Slym Plans to Pare Models to Salvage Tata Sales: Corporate India

Two weeks into his new role, Karl Slym, managing director of Tata Motors Ltd. (TTMT) plans to scrap models and change perceptions about quality as India’s biggest automaker struggles to stem losses in market share.
The company, which chose the first 100,000 customers for the Nano, the world’s cheapest car, through a lottery following a deluge of orders in 2009, lost buyers after at least three Nanos caught fire. The company’s market share in the utility vehicle segment has also plummeted to 9 percent, according to data from the industry association.
“There’s potential for pruning as we bring in new products, as well as to make sure we have a portfolio that is all performing,” Slym, the second General Motors Co. (GM) executive hired to run the Mumbai-based company by Chairman Ratan Tata, said in an interview. “We suffer from a little bit of perception of poor quality from previous years. We will continue to impact those concerns.”
Tata, which is also faced with slowing sales at its Jaguar Land Rover unit, plans to improve features and add variants of its more popular models at home to rival Maruti Suzuki India Ltd. (MSIL) and Toyota Motor Corp. (7203) in Asia’s third-largest car market. Tata’s utility vehicle Sumo and sedan Indigo had more quality problems than the average compared with similar products from Toyota and Maruti, JD Power & Associates said in a report.
“Quality is among the top five reasons of purchase and Tata Motors loses out on both quality as well as the lack of new variants,” said Mohit Arora, executive director at the Asian unit of researcher JD Power in Singapore. Rival Mahindra (MM) & Mahindra Ltd. “too has issues with quality but they have managed to offset that with new launches,” he said.

Unexpected Drop

Tata Motors has risen 49 percent in the past year making it the best performer in the 10-company BSE Auto index. It rose 1.4 percent to 266 rupees at 9:26 a.m. in Mumbai, the biggest gainer on the 30-company BSE India Sensitive Index.
The company on Oct. 15 reported Jaguar Land Rover sales fell 4.3 percent to 26,461 units last month. That missed the 30,000 median estimate of 20 analysts surveyed by Bloomberg News.
In India, Slym, who joined from GM’s China unit, where he was executive vice-president at SAIC-GM-Wuling Automobile Co., will have to snare customers rushing to buy rival products.
Sales of five models of utility vehicles at Tata Motors, which began selling the cars in 1994, rose 16 percent to 23,008 in the six months to Sept. 30, while industry volumes jumped 56 percent.
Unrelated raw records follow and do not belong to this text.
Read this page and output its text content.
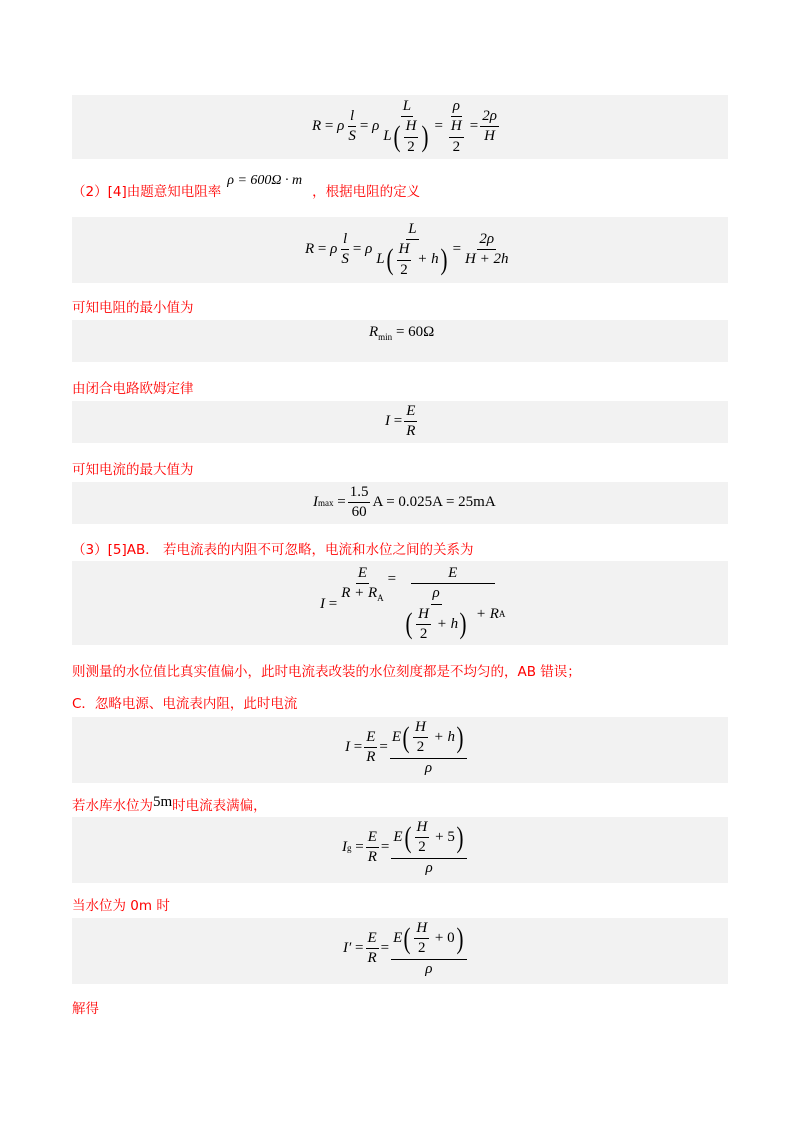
R
=
ρ $\frac{l}{S}$ =
ρ $\frac{L}{L ( \frac{H}{2} )} = \frac{\rho}{\frac{H}{2}} = \frac{2\rho}{H}$
（2）[4]由题意知电阻率ρ = 600Ω · m，根据电阻的定义
R
=
ρ $\frac{l}{S}$ =
ρ L
L ( $\frac{H}{2}$
+ h ) = $\frac{2\rho}{H + 2h}$
可知电阻的最小值为
$R_{min} = 60\Omega$
由闭合电路欧姆定律
I
= $\frac{E}{R}$
可知电流的最大值为
I max
= $\frac{1.5}{60}$ A = 0.025A = 25mA
（3）[5]AB． 若电流表的内阻不可忽略，电流和水位之间的关系为
I
= $\frac{E}{R + R_A} = E$
ρ
( $\frac{H}{2}$
+ h )
+ R A
则测量的水位值比真实值偏小，此时电流表改装的水位刻度都是不均匀的，AB 错误；
C．忽略电源、电流表内阻，此时电流
I
= $\frac{E}{R} = E$ ( $\frac{H}{2}$
+ h )
ρ
若水库水位为5m时电流表满偏，
I g
= $\frac{E}{R} = E$ ( $\frac{H}{2}$
+ 5 )
ρ
当水位为 0m 时
I′
= $\frac{E}{R} = E$ ( $\frac{H}{2}$
+ 0 )
ρ
解得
Deliveries of Maruti’s Ertiga surged 10-fold to 40,366 since April when it began sales. Mahindra led the utility market with a demand of 121,367 units.

Sumo Problems

Customers reported 145 problems per 100 Sumo vehicles, compared with an average of 135 in the segment that was led by Toyota Innova with 45 quality issues, according to JD Power. Tata Indigo had a score of 162, higher than the mean 138.
“Tata Motors needs needs to realize that customers have more choice today and the competition is only going to get tougher, especially in SUVs, where every manufacturer is looking at bringing in models,” said Deepesh Rathore, the New Delhi- based managing director of IHS Automotive in India. “They need to look at what Mahindra has been able to do.”
Mahindra had to close bookings twice after getting swamped with orders following the introduction of its XUV500 SUV last year. The vehicle initially received 8,000 orders in 10 days, and led Mahindra to increase production to 5,000 a month, from the initial 3,000 unit capacity.
Last month the company started selling a smaller and cheaper version of its Xylo model named the Quanto, which got 5,000 bookings in three weeks. By 2015, Mahindra will unveil its first jointly developed platform with its Ssangyong Motor Co. (003620) unit, which it acquired last year.

Aria SUV

In contrast, Tata Motors’ new utility vehicles have failed to evoke the response generated by Maruti’s Ertiga and Mahindra’s XUV500. Total sales of the company’s Aria SUV and Xenon pick up truck plunged 82 percent to 329 in the six months though Sept. 30, while combined deliveries of Tata Safari and the Grande dropped 39 percent in the period.
“The Aria is something that is definitely a good example of a great product that is missing the consumer,” Slym, 50, who joined the company on Oct. 1 said yesterday. He didn’t identify models that might be scrapped.
Tata Motors started as Tata Engineering & Locomotive Co. in 1945. It partnered Daimler AG in 1954 to produce trucks and moved into making passenger cars in 1991. The company first displayed the Nano at the New Delhi auto show in 2008.

China Experience

After the fires, the company in December 2010 lengthened warranties to four years or 60,000 kilometers (37,290 miles) and started offering as much as 90 percent financing through unit Tata Motors Finance Ltd. It has sold 214,932 Nanos since 2009.
Yesterday it started selling an updated version of its Manza sedan and will today introduce its new Safari Storme. Tata Motors will offer dedicated service advisers for the Manza Club Class that starts at 570,000 rupees in New Delhi.
Slym’s experience in China, the world’s biggest automobile market, may help in changing perception, which is “dependent on marketing,” said Umesh Karne, an analyst at Brics Securities Ltd. in Mumbai, who recommends investors buy Tata Motors.
“I have to blend the international experience I’ve got with working for multi-national companies with Tata’s local strengths,” Slym, who has also worked with Toyota, said. “Our aspirations are to grow domestically as well as to grow internationally.”